Artikel: Sebastian Fobbe, mit freundlicher Genehmigung der Neuen Osnabrücker Zeitung.

Hebamme werden – das neue Studium in Osnabrück

Laut Bundesagentur für Arbeit gibt es in Deutschland 33 Standorte fürs Hebammenstudium. Ursprünglich ist Hebamme ein Ausbildungsberuf, im Januar 2020 sind jedoch neue Berufsgesetze in Kraft getreten, die die Hebammenausbildung vollständig akademisiert. Bis Ende 2022 ist die schulische Ausbildung noch möglich, danach werden nur noch studierte Hebammen auf den Arbeitsmarkt strömen. Mit der Akademisierung setzt Deutschland eine EU-Richtlinie um. Die Bundesrepublik ist damit der letzte Mitgliedstaat, der das Hebammenstudium verpflichtend einführt.

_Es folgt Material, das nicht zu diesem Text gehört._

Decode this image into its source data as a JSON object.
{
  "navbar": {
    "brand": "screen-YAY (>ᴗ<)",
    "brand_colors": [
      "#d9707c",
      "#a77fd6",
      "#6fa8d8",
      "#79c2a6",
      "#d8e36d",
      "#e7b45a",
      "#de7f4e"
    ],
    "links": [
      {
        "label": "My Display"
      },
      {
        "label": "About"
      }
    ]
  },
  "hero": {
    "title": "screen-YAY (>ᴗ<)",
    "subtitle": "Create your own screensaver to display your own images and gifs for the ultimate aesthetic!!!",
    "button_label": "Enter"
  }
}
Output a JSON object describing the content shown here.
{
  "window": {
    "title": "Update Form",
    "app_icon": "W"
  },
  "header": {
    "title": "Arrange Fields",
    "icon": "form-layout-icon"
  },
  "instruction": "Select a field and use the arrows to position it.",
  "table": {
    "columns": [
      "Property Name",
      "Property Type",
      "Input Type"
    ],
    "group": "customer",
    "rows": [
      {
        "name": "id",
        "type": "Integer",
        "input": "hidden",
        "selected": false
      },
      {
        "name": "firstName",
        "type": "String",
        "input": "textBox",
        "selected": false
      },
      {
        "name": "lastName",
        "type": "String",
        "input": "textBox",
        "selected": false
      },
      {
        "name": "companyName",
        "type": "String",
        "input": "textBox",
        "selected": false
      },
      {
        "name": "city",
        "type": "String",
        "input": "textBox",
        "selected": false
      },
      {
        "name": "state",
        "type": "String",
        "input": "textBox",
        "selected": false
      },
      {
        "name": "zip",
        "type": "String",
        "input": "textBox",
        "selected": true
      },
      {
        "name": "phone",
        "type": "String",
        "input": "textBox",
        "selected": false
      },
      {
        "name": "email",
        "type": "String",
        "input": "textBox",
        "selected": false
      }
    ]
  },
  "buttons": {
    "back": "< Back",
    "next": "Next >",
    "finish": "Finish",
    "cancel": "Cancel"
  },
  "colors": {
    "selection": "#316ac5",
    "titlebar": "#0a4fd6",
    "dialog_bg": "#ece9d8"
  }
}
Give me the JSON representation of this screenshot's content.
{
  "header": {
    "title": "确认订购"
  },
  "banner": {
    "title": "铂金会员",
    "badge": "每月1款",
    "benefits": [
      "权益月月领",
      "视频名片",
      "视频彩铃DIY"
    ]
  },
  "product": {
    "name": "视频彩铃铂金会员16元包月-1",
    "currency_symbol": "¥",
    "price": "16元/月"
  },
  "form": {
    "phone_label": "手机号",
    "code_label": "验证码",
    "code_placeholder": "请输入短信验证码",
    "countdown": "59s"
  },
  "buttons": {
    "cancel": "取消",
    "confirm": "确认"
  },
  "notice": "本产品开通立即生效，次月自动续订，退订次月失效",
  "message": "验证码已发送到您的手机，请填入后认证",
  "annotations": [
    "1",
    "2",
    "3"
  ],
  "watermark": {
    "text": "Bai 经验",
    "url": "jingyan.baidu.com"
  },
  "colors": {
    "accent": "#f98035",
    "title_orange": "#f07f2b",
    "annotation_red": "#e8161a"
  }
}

Seit 2008 bietet die Hochschule Osnabrück das Studium für künftige Hebammen an. In Fach „Midwifery“ konnten sie neben oder nach ihrer Ausbildung einen Bachelor of Science erwerben. Im Wintersemester 2021/22 startete das erste vollakademisierte Studium in Hebammenwissenschaft an der HS. Der siebensemestrige Bachelor ist dual aufgebaut, die Studierenden besuchen also nicht nur Vorlesungen und Seminare, sondern absolvieren auch 2200 Praxisstunden in ihrer Ausbildungsstätte.